C’est dans l’après-midi que j’ai commencé à ressentir au fond de l’estomac une impression vague et sombre que quelque chose allait arriver. La maison était survoltée et les préparations battaient leur plein.

Dans la cuisine, le mixer vibrait, les poêles crissaient joyeusement, un couteau hachait bruyamment les herbes sur la planche.

Transpirant, on allait et venait, tandis que défilaient les caisses de vin et les packs d’eau minérale. Des odeurs appétissantes se répandaient dans toute la maison.
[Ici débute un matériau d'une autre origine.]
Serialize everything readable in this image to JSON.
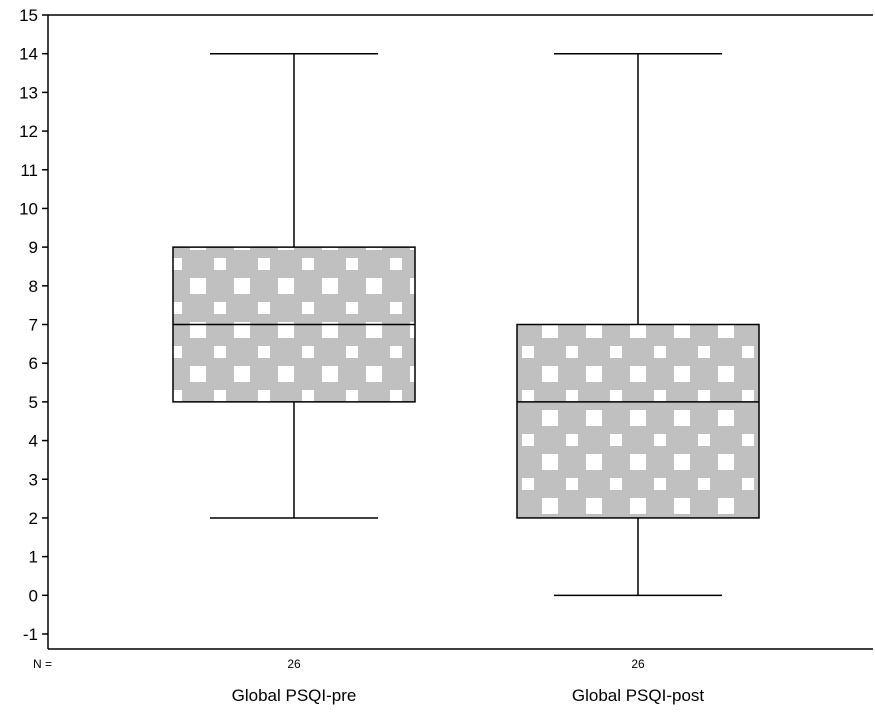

Je me trouvais alors loin de la cuisine d’où j’avais été chassé. Les préparatifs étaient devenus sérieux et il n’y avait plus de place pour un petit rigolo comme moi qui aimait juste jouer les chefs cuisiniers quand ce n’était pas les apprentis sorciers. Je faisais miroiter les verres au soleil, ils étaient nickel.

Je plaçais les couverts d’argenterie au gardeà- vous à côté des assiettes et, comme une vieille gouvernante, je tirais la nappe blanche pour n’y laisser aucun pli.

Un observateur ordinaire n’aurait vu là qu’une veille de Pessah semblable à toutes les autres. D’ailleurs, je ne me sentais pas différent des autres soirées de seder.

J’attendais l’ordre de ma femme, la toutepuissante Madame Dankner, qui dirigeait tout ce petit monde. Elle allait me dire de quitter le rez-de-chaussée. Les amateurs devaient faire place aux professionnels.

C’était sérieux, et je n’avais plus rien à faire ici.

Malgré ses airs tyranniques, Madame Dankner est un être très sensible. Elle remarqua donc mon air penaud alors que je montais les escaliers. « Eh ! Toi ! Pourquoi ne jettes-tu pas un oeil sur les commentaires des Hagadot que t’ont apportées tes amis religieux ? Peut-être y trouveras-tu quelque chose d’intelligent à dire ce soir ? » 

Une drôle de plaisanterie

 C’est ainsi, alors que l’agitation continuait à grandir avec la femme de ménage et nos deux fils qui se mobilisaient aussi, que je restais seul, exilé. Je m’allongeai dans mon lit et ouvris une des Hagadot, comme me l’avait recommandé Madame Dankner – peut-être qu’effectivement, j’allais y trouver quelque chose d’intéressant à dire, un hidoush, je gagnerais alors l’estime de tous les assistants.

Je tombai dans une sorte de rêverie éveillée dans laquelle on portait maints toasts en mon honneur et où l’on m’offrait à boire une gorgée de la coupe même du prophète Elie.

La fenêtre était restée ouverte. Et c’est sous une brise de printemps fraîche et légère que je me réveillai deux ou trois heures plus tard.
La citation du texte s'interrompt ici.